RE: Hard shoe vs. soft. Hard shoe is usually done for the big show pieces because, hey, NOISE. And when you have >10 people up on stage all making NOISE together that's pretty badass. The level of difficulty has still increased pretty substantially, but you won't see this in a show, because you want all the people making NOISE to make NOISE together and you don't want to introduce too much room for error.
The technical stuff for hardshoe for competition has gotten harder. When I started dancing (1996ish) it was totally acceptable to have your feet turned out so that, standing flat, your right toe was in line with your left heel and vice versa (ballet fifth position). Standing on your toes, it was fine to have your feet in a straight line under you, maybe a smidge over-crossed so you could see both heels. When I tried to take it up again (2005ish), standing flat you needed to have your feet overcrossed by at least an inch or two and on your toes, to be able to see between your feet. (This particular point applies to hard and soft shoe, actually.)

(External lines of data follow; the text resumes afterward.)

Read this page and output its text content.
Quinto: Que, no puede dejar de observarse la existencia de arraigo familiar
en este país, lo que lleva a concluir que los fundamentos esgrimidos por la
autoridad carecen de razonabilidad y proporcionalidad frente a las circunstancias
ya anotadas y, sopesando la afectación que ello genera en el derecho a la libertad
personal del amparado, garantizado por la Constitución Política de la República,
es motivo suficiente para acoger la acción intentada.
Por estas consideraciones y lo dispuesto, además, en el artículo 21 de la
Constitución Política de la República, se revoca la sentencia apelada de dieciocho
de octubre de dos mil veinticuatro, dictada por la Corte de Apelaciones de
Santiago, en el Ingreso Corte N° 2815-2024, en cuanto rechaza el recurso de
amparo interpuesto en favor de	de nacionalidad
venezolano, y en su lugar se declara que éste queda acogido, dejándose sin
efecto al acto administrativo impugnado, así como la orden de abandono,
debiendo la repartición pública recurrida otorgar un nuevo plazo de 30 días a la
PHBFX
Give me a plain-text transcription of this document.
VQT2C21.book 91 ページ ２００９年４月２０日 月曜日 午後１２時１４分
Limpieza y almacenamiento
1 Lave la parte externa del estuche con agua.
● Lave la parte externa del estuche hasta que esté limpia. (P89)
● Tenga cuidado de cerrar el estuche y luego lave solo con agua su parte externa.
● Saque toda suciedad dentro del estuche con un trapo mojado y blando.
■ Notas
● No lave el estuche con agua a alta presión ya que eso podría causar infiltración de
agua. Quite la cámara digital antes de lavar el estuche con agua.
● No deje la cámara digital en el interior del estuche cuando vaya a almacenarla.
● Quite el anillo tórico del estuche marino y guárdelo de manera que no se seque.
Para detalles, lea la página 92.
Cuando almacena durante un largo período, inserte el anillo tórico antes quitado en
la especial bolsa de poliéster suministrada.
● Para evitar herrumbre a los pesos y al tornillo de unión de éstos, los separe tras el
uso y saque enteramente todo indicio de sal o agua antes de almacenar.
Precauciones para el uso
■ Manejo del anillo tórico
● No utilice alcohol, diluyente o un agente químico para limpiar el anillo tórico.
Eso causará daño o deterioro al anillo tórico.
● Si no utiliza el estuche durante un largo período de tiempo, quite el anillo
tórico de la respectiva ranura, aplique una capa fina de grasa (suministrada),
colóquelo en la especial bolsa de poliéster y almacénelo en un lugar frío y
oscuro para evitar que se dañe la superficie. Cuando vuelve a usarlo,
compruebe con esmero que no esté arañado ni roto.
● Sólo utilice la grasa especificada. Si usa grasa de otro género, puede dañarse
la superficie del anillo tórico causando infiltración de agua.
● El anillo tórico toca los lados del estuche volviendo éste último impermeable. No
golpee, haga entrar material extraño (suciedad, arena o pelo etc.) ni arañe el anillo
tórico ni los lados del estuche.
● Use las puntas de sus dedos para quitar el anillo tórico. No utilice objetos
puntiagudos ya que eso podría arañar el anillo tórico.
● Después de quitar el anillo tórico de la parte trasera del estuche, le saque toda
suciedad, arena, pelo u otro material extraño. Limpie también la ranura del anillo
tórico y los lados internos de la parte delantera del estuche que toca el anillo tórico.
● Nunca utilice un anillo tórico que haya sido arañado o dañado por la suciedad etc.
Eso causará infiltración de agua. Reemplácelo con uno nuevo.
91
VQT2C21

Hardshoe also now incorporates a lot more flicky super-jumps, hitting your heels together 2-3 times in the air, etc. It's gotten a lot more acrobatic. It's hard to find a video for this because you'll mostly see this style in competition, and you're uniformly not allowed to take videos of competition (steps are proprietary--they belong to the school/teacher that created them and there're always concerns about step-poachers. No, I'm not kidding.)
So...yeah. More geekery. Maybe I should turn this into a FPP.